To form a new growth plate you don’t necessarily have to form a blastema, thus reducing p53 levels may not be required.  Just inducing chondrogenic differentiation in MSCs may be enough.

“In salamanders, such as the newt and axolotl, limb regeneration depends on the formation of
a blastema, a mound of progenitor cells of restricted potential that arises after amputation. Following a period of proliferation, blastema cells redifferentiate and restore the structures of the limb.”

“Upon amputation, muscle, cartilage, and connective tissue cells underneath the injury site lose their differentiated characteristics and reenter the cell cycle to give rise to the blastema”

“inhibiting p53 disrupts limb regrowth in salamanders”

“a decrease in the expression levels of Gadd45 and Mdm2 between the early (9 d postamputation, dpa) and late (18 dpa) bud stages, corresponding to the period of blastema formation, followed by a return to the initial levels upon redifferentiation”

“α-pifithrin [is] a p53 inhibitor and nutlin3a [is] a p53 stabilizer, which disrupts the p53–Mdm2 interaction”

“Stabilization of the p53 level at the time of blastema formation, when it normally decreases, led to an impairment of the regeneration process”

“[There exists] upper and lower thresholds of p53 activity, above or below which blastema formation is impaired.”

“the overexpression of the p53 dominant-negative construct DDp53, from the mid-bud stage onwards, resulted in delayed and defective regeneration”<-But not completely absent which means that if a way to inhibit p53 is not found it does not mean completely inhibited regeneration.

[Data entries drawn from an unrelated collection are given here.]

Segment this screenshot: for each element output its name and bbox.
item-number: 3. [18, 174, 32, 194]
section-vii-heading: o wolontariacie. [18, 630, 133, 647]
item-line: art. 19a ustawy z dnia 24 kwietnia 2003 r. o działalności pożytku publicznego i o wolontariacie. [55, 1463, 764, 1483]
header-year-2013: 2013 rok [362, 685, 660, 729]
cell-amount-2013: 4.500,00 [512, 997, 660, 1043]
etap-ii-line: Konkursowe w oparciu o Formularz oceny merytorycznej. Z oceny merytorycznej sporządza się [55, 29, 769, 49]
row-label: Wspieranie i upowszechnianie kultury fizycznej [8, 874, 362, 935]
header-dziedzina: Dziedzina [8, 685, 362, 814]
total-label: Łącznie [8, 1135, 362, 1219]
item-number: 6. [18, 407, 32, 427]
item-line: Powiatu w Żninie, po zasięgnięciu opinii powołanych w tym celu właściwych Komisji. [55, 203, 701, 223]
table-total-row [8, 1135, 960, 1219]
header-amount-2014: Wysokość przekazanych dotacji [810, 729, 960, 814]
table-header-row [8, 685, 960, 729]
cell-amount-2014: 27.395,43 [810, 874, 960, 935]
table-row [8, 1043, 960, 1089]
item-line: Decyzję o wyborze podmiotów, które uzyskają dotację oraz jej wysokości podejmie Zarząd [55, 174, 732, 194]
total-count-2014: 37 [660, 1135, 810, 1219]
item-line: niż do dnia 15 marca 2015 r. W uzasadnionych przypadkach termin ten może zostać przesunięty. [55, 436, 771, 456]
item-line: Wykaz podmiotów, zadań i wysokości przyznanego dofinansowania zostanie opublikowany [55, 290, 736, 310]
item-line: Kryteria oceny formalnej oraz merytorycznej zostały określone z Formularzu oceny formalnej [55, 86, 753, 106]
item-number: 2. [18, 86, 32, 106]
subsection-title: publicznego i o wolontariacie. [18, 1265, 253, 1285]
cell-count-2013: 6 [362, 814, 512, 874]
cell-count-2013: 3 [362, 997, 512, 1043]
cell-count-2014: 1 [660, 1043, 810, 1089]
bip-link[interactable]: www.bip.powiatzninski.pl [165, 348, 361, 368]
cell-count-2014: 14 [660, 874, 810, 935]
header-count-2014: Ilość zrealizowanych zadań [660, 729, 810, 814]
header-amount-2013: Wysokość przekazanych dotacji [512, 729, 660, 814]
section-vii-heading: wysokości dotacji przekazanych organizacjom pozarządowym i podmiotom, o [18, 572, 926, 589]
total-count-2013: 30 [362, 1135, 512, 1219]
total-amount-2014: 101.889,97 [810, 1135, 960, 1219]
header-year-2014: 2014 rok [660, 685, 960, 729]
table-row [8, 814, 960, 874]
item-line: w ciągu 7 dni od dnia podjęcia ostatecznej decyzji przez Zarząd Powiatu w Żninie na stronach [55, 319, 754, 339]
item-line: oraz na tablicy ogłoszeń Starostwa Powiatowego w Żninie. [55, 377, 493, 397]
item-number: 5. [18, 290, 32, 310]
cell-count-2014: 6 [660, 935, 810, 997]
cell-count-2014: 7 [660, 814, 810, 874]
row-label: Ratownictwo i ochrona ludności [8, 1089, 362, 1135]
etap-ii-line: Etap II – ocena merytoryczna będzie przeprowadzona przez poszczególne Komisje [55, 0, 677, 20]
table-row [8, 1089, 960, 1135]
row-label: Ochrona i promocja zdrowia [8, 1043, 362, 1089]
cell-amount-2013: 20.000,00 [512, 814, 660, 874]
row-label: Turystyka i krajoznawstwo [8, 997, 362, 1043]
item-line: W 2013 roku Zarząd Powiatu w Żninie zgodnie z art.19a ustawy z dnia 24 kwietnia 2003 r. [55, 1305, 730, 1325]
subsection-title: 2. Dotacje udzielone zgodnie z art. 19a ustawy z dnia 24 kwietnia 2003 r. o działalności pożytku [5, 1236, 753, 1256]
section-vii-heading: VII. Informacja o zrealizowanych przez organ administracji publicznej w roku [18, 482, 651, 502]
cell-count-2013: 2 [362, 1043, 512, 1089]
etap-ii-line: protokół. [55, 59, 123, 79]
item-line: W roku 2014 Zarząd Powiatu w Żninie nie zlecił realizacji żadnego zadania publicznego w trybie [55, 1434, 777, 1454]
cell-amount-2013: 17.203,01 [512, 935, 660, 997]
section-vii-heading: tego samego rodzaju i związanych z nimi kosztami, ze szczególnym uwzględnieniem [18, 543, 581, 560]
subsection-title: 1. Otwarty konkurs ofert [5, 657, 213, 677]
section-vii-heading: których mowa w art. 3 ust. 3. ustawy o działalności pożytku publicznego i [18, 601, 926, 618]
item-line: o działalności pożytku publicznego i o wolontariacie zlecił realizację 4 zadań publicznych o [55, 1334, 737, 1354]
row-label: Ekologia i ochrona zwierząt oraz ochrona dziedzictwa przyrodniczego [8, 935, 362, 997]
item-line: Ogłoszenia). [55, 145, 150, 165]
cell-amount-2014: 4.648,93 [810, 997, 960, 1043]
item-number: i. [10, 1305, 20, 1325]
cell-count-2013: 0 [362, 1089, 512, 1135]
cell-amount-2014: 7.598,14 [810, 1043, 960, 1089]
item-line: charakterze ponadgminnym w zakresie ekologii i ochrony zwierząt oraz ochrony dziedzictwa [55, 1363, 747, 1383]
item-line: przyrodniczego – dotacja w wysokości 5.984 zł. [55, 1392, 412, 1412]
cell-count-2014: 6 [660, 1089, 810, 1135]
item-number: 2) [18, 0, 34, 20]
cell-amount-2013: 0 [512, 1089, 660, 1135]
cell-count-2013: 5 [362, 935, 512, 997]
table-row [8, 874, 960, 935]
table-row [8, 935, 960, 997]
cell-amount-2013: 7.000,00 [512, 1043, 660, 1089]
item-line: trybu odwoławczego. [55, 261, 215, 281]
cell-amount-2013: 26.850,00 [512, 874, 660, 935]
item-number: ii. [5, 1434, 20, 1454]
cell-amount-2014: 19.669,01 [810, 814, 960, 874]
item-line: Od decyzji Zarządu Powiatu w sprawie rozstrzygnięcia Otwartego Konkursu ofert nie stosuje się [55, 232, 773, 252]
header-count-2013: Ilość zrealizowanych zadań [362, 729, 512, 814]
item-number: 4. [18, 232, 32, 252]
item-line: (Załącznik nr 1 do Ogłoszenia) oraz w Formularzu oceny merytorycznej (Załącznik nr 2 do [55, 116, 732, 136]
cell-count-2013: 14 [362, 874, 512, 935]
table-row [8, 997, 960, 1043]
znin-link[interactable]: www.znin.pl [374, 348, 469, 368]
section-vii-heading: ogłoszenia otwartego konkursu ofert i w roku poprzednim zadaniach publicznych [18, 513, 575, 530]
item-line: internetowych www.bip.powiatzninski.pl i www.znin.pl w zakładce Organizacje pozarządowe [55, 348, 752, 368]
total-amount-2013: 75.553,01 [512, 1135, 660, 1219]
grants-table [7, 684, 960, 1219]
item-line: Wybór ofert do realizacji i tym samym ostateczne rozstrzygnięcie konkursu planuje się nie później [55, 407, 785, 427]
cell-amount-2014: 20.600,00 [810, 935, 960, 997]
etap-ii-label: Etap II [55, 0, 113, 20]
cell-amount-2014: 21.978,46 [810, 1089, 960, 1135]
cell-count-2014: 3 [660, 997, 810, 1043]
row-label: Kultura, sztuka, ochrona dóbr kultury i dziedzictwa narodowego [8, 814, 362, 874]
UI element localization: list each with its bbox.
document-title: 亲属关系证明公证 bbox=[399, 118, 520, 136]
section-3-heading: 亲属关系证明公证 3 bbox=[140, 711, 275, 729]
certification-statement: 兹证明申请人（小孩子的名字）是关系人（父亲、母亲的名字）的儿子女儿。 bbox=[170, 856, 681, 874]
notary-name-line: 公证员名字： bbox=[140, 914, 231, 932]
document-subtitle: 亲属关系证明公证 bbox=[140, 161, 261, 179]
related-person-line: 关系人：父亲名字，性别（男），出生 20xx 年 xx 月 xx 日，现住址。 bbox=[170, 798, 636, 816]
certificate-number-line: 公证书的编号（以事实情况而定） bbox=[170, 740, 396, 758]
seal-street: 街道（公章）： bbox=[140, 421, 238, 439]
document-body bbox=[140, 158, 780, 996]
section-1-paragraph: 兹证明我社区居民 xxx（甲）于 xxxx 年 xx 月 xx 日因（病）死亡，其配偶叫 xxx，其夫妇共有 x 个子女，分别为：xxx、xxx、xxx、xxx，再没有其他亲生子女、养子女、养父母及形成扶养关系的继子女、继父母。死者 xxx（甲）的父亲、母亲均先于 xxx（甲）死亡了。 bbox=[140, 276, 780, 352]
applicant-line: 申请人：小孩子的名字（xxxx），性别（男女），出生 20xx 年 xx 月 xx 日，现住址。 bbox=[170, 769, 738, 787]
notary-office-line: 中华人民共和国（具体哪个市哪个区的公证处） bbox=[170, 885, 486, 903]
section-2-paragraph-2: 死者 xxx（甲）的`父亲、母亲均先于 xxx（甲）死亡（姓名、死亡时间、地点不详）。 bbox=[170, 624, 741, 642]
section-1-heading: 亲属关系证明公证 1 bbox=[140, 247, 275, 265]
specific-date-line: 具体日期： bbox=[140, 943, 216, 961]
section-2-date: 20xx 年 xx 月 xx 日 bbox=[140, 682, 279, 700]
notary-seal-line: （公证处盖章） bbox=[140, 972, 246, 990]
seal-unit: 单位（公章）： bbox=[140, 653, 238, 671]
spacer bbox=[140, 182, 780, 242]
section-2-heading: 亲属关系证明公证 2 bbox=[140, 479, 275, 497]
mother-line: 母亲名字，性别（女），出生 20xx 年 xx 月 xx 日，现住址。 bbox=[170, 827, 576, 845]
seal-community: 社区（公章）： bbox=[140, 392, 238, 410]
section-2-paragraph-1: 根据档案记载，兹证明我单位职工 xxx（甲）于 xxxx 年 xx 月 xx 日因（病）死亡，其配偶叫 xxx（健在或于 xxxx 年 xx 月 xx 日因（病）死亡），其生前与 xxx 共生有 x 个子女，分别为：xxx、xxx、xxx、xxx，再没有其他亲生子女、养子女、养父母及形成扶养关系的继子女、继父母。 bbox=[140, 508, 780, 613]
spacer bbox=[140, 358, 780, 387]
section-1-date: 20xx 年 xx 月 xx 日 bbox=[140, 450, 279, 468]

“[UV light results] in p53 stabilization and up-regulation of Gadd45 [in both humans and salamanders]”

P53 levels are self reduced because p53 produces MDM2 which degrades p53.  Unless there is oxidative or mechanical stress, p53 levels tend to degrade.  Perhaps this is why spontaneous chondrogenic differentiation can occur in microgravity where there are no oxidative and mechanical stresses?